I wonder if these cases require going sub-zero to really correct the algorithm. Personally, as I also regularly charge to nothing higher than 80, I'm in the same boat. I'm not about to test it (I don't want to be stranded and there's no reason to artificially stress the pack just to recalibrate the "centering" of the SOC algo) but I believe that vehicles that regularly stay in the center (linear) portion of SOC are the ones that build up a substantial sub-zero mile capacity. Hopefully Tesla will eventually come through with their improved calculations, to correct this.
 
Could be, but I even tried the "near zero to 100% a few times" trick also to no avail.

@mknox - IIRC, you lost the majority of those miles following a warm summer where you'd regularly charged to 70% or somesuch. I did the same thing last summer, "lost" quite a few miles as expected, and I have yet to see those miles return. I've done several range charges and deep cycling, etc. There must be some very stubborn hysteresis in the range algo as I'm hard pressed to believe that all those miles could've been lost after one summer.

I wonder if these cases require going sub-zero to really correct the algorithm. Personally, as I also regularly charge to nothing higher than 80, I'm in the same boat. I'm not about to test it (I don't want to be stranded and there's no reason to artificially stress the pack just to recalibrate the "centering" of the SOC algo) but I believe that vehicles that regularly stay in the center (linear) portion of SOC are the ones that build up a substantial sub-zero mile capacity. Hopefully Tesla will eventually come through with their improved calculations, to correct this.

I can believe this. I've never taken mine below ~3% and recently I certainly haven't gone below 5%. Having said that, there are several folks who regularly charge to 90% with shallow cycles and they don't seem to lose rated range. I'll be interested to read what the BMS estimates as my full pack capacity once I get my CAN logger setup.
 
@mknox - IIRC, you lost the majority of those miles following a warm summer where you'd regularly charged to 70% or somesuch. I did the same thing last summer, "lost" quite a few miles as expected, and I have yet to see those miles return. I've done several range charges and deep cycling, etc. There must be some very stubborn hysteresis in the range algo as I'm hard pressed to believe that all those miles could've been lost after one summer.

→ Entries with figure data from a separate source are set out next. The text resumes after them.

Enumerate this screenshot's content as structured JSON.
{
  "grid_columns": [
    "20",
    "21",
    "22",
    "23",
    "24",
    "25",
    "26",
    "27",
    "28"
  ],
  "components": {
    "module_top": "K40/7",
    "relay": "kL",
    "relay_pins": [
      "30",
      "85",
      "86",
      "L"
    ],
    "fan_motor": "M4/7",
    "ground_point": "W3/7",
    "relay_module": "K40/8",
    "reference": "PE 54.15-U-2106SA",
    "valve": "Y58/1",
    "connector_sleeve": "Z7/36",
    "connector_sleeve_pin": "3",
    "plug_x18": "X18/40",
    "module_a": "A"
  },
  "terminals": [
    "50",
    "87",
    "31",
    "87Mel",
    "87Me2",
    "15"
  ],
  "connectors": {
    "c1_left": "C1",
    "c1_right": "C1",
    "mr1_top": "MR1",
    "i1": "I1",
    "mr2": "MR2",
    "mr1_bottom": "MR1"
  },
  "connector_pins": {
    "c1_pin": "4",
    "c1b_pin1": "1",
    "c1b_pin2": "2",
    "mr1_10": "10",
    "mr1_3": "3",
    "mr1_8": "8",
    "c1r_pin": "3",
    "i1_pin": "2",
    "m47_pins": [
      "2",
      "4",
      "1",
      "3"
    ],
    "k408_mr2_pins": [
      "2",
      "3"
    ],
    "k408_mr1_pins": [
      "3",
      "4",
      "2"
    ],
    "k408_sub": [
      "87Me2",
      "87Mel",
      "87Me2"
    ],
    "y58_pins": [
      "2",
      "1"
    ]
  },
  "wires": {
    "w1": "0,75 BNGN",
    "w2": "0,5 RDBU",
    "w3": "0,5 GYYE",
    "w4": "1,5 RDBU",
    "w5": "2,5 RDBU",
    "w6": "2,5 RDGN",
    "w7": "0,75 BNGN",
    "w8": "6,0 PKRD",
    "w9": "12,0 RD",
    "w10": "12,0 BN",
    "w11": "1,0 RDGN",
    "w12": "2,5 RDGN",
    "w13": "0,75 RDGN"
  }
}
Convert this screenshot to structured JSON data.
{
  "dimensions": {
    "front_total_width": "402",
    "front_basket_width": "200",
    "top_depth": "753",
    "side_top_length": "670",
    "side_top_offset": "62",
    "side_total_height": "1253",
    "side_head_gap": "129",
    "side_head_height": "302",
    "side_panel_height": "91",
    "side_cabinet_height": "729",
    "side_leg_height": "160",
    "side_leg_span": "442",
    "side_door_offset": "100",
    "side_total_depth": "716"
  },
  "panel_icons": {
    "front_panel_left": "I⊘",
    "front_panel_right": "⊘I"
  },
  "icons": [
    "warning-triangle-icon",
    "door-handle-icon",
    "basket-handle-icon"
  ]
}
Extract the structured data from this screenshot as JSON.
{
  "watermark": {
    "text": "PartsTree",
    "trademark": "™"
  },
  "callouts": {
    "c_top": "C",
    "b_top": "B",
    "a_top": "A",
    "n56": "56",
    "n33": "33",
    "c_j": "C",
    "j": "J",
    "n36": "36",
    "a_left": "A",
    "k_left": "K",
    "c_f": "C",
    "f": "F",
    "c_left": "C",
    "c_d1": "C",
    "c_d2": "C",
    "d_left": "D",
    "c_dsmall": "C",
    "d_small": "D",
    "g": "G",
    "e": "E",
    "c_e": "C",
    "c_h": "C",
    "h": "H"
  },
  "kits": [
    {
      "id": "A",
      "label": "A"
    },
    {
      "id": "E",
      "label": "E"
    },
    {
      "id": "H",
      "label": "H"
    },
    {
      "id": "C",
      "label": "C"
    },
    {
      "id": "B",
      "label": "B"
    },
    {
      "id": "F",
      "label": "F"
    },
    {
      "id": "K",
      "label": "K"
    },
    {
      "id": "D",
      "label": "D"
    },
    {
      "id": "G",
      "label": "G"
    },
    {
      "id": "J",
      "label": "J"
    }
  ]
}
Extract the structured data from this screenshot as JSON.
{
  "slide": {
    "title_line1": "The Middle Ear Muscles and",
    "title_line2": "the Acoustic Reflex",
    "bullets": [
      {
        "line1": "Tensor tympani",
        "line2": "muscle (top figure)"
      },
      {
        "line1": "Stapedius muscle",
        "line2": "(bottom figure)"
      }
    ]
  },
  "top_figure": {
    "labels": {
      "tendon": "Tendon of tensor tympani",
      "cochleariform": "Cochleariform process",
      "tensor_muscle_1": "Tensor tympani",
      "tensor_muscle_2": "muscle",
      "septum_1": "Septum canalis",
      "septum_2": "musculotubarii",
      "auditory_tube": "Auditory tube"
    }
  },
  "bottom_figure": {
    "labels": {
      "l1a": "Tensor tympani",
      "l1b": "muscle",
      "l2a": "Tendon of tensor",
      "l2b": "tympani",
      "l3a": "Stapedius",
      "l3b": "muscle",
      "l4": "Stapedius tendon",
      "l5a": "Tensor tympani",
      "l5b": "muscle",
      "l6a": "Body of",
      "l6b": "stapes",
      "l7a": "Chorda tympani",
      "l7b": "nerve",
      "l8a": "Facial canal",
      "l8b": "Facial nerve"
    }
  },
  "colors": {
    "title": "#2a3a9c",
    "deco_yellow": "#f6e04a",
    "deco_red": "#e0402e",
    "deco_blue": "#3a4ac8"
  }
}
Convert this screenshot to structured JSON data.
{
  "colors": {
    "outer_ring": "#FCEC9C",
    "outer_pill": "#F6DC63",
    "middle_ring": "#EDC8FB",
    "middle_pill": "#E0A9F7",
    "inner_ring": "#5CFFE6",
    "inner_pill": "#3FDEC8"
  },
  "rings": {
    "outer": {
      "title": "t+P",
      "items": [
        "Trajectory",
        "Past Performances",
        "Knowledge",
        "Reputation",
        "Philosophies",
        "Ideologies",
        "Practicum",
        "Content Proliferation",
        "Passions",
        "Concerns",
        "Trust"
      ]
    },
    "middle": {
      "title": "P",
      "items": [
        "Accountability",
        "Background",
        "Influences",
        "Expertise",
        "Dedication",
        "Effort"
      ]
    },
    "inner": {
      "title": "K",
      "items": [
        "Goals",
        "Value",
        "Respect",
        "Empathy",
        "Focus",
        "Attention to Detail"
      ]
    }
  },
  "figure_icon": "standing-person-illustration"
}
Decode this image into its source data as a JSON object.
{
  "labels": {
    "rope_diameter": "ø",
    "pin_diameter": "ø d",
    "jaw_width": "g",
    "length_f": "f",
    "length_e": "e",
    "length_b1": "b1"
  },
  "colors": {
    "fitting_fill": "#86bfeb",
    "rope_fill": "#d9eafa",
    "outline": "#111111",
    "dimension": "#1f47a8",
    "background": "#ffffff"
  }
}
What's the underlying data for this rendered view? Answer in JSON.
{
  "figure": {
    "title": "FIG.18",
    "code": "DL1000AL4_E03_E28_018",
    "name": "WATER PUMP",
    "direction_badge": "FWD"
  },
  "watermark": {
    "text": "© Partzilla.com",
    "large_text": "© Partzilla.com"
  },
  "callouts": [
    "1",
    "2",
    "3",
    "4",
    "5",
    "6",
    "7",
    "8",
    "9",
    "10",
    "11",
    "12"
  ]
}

Yes, that was me. Two summers ago I charged to 70% overnight and returned from my rather long commute at the end of the day with around 30 - 40%. I did this because I'd read that the batteries liked it best when you played in the center of their range. It was later when I needed a 90 or 100% charge that I noticed it had dropped. I tried all the "tricks" to recover it and was never able to. I'm not sure if it was a summer of 70 to 30% charging that did it or whether it was just the natural early degradation drop that I have also read is to be expected.